Analyses of fractionated aqueous extracts of the Murchison meteorite by gas chromatography-mass spectrometry after silylation with N-methyl-N (tert-butyldimethylsilyl) trifluoroacetamide have revealed an extensive series of linear and cyclic aliphatic amides. These include monocarboxylic acid amides, dicarboxylic acid monoamides, hydroxy acid amides, lactams, carboxy lactams, lactims, N-acetyl amino acids, and substituted hydantoins. Numerous isomers and homologues through at least C8 were observed in all cases, except for the N-acetyl amino acids and hydantoins. Carboxy lactams, lactams, hydantoins, and N-acetyl amino acids are converted to amino acids by acid hydrolysis, thus, these compounds qualitatively account for the earlier observation of acid-labile amino acid precursors in meteoritic extracts.

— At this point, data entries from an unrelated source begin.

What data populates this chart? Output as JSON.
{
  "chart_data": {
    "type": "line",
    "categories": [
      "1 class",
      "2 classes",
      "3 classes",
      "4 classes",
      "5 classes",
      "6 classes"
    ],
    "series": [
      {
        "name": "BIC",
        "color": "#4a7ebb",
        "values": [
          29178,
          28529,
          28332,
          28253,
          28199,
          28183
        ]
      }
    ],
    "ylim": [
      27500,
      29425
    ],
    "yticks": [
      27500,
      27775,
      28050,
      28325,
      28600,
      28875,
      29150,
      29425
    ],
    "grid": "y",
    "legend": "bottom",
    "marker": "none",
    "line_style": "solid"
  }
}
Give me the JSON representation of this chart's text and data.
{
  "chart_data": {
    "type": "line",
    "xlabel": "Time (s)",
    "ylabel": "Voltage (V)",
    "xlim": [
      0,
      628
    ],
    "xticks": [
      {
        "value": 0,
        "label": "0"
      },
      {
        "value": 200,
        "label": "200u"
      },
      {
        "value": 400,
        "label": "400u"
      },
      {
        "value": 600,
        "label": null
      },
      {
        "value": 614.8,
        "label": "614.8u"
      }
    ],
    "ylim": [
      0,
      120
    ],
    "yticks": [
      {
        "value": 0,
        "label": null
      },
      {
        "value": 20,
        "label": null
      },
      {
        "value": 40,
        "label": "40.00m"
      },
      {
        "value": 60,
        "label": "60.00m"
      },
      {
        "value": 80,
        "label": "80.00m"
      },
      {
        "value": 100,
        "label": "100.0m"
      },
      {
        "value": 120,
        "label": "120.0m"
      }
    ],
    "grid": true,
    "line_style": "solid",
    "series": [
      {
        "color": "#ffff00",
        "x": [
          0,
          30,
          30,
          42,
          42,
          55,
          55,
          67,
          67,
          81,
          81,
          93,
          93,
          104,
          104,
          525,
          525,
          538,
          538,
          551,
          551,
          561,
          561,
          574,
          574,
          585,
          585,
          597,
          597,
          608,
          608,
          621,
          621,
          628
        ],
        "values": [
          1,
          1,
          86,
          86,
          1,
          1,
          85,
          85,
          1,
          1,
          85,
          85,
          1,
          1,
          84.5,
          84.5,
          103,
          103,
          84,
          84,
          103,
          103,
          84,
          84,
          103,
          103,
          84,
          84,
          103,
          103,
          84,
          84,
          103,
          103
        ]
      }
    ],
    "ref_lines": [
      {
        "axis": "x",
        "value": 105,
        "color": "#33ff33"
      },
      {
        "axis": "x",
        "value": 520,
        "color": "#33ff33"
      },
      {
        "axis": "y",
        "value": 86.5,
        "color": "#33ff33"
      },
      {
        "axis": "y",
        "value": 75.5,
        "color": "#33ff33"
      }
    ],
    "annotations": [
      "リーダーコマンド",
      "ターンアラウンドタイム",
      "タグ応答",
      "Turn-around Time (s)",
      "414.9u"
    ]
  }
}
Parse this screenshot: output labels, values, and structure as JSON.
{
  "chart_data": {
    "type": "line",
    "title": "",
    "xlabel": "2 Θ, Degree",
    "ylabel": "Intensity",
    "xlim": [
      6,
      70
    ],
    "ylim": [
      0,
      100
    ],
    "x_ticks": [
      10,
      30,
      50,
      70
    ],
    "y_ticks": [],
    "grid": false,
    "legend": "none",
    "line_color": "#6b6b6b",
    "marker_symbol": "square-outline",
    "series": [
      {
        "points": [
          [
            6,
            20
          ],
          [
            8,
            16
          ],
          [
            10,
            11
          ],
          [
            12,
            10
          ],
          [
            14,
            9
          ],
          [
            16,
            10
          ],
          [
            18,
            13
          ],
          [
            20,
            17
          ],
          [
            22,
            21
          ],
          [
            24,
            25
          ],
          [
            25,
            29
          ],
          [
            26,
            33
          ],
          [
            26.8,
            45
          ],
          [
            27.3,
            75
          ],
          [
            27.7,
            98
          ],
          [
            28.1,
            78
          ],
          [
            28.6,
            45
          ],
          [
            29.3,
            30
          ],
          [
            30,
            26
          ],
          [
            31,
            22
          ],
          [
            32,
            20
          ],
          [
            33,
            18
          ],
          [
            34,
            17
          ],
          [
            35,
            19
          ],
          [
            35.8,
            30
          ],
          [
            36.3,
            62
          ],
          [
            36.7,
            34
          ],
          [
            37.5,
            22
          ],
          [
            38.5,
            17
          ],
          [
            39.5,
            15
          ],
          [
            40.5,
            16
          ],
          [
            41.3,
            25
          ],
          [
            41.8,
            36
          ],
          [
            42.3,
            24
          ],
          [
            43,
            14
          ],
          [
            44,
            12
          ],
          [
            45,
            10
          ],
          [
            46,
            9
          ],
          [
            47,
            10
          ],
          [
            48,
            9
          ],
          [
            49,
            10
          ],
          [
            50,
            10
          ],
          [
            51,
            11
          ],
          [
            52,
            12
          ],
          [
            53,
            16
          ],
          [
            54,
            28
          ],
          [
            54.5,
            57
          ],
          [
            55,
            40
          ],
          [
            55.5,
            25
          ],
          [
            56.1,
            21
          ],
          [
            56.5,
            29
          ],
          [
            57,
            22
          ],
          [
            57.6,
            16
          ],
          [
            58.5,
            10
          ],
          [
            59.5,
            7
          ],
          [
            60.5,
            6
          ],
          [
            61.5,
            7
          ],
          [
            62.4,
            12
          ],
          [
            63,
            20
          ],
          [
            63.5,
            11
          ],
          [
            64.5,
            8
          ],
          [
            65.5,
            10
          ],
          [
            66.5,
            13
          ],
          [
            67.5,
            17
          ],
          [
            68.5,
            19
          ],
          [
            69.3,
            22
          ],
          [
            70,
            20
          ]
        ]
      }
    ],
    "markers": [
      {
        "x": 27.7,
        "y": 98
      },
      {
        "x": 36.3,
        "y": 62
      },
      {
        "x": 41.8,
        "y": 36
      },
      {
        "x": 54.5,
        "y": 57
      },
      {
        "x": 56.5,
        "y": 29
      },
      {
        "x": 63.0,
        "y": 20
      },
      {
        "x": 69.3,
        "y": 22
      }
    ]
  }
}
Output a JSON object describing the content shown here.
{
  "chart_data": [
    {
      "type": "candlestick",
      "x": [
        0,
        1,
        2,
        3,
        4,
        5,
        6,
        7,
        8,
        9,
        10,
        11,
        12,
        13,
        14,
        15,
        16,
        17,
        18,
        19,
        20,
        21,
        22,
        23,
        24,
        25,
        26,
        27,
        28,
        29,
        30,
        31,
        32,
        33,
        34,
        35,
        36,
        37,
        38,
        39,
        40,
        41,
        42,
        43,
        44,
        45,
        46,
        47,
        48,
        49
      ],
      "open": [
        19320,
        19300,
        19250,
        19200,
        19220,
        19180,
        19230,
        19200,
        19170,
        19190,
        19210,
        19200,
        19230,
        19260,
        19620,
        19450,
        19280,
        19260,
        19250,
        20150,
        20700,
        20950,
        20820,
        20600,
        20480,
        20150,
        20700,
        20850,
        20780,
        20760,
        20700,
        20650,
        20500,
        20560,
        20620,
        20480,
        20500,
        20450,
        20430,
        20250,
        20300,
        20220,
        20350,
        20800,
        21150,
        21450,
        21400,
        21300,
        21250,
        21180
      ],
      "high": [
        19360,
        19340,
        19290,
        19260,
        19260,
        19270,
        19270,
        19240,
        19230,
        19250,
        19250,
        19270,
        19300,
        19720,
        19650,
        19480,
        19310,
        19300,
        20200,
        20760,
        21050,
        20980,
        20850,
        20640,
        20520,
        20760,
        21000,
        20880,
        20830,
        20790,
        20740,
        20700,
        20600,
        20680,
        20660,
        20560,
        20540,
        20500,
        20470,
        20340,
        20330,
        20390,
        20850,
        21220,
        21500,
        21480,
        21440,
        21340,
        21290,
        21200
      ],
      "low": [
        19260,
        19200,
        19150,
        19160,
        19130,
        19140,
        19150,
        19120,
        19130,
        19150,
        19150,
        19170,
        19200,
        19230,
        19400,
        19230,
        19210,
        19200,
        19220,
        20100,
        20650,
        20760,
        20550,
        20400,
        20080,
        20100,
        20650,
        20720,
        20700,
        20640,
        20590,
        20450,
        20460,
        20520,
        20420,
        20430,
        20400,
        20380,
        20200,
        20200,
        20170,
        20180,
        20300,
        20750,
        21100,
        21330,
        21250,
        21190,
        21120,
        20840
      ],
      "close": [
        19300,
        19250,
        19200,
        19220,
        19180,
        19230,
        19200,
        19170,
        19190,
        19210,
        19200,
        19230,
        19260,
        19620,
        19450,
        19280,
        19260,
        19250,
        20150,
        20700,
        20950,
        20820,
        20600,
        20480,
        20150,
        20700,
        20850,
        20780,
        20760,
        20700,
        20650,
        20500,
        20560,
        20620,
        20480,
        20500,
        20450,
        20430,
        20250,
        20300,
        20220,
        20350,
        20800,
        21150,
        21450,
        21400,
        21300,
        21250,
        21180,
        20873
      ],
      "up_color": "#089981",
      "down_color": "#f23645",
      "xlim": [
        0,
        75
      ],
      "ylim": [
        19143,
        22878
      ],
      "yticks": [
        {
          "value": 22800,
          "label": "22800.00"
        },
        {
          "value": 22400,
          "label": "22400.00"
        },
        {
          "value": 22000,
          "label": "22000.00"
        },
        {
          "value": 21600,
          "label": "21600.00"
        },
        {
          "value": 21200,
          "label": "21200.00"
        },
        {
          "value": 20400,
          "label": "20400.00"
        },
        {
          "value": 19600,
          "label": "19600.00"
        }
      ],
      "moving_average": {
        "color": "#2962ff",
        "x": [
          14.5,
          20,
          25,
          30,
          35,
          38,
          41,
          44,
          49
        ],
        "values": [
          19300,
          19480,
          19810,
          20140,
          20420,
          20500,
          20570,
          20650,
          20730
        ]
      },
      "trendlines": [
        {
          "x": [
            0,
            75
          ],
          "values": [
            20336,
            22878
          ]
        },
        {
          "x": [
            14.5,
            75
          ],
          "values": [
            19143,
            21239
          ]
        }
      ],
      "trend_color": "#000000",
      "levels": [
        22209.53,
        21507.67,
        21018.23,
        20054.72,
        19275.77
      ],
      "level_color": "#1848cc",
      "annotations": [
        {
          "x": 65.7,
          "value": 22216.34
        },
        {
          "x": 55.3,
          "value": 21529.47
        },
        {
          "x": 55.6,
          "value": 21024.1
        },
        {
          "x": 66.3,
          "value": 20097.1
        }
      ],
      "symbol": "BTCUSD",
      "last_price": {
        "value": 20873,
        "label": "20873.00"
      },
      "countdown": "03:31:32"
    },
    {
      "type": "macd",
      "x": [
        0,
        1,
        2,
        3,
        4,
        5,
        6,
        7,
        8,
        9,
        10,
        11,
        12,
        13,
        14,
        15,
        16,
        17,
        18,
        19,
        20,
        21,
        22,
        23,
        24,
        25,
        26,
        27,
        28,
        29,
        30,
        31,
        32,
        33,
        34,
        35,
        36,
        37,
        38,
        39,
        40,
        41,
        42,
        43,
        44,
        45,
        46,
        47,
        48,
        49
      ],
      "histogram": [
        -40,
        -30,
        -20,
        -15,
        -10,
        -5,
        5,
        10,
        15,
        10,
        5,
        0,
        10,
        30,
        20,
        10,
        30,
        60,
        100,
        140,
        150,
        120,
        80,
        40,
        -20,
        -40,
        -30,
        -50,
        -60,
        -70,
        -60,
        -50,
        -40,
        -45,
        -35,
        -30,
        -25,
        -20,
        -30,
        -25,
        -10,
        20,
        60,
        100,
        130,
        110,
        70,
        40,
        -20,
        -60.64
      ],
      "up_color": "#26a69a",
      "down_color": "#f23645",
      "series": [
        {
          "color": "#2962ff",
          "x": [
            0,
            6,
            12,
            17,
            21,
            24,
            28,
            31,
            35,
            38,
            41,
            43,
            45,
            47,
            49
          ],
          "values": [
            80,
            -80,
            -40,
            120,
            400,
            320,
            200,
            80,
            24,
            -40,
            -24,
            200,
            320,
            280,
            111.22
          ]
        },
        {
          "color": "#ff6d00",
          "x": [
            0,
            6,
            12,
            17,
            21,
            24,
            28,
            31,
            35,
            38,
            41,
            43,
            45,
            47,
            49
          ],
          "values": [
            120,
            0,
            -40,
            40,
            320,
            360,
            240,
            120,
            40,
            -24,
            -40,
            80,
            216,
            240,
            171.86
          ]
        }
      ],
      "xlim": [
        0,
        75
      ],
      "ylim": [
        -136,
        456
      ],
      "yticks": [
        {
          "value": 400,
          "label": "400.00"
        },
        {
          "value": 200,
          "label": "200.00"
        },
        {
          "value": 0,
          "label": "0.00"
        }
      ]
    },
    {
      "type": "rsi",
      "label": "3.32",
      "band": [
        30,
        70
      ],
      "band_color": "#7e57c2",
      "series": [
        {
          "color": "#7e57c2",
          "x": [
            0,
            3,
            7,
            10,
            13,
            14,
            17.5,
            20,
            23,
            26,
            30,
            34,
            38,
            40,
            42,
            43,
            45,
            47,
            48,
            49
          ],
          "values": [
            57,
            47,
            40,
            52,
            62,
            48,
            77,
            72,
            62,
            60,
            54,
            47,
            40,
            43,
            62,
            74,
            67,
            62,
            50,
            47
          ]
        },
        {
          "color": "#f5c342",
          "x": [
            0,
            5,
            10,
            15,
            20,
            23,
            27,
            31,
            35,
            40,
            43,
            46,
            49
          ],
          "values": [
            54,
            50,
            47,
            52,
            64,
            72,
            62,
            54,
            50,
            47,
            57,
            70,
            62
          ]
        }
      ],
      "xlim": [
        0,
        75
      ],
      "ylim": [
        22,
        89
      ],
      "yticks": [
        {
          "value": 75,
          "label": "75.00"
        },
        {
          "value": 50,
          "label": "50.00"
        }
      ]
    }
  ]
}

Laboratory studies of the spontaneous decomposition of N-carbamyl-alpha-amino acids and their dehydration products, the 5-substituted hydantoins, have led to the recognition of a series of aqueous phase reactions by which amino acids and cyanic acid/cyanate ion in the primitive parent body might have given rise to several of the observed classes of amides, as well as to monocarboxylic acids, dicarboxylic acids, and hydroxy acids. A previously undescribed reaction of 5-substituted hydantoins with cyanic acid/cyanate ion to give carboxamides of the 5-substituent groups was observed in the course of these studies. The presence of an extensive suite of amides in a CM chondrite appears to be consistent with the interstellar-parent body formation hypothesis for the organic compounds of these meteorites. The presence of carboxy lactams and lactams along with free amino acids suggests the possibility of further chemical evolution of meteorite amino acids by thermal polymerization. The cyclic amides, given their potential for hydrogen-bonded pair formation, might be considered candidate bases for a primitive sequence coding system.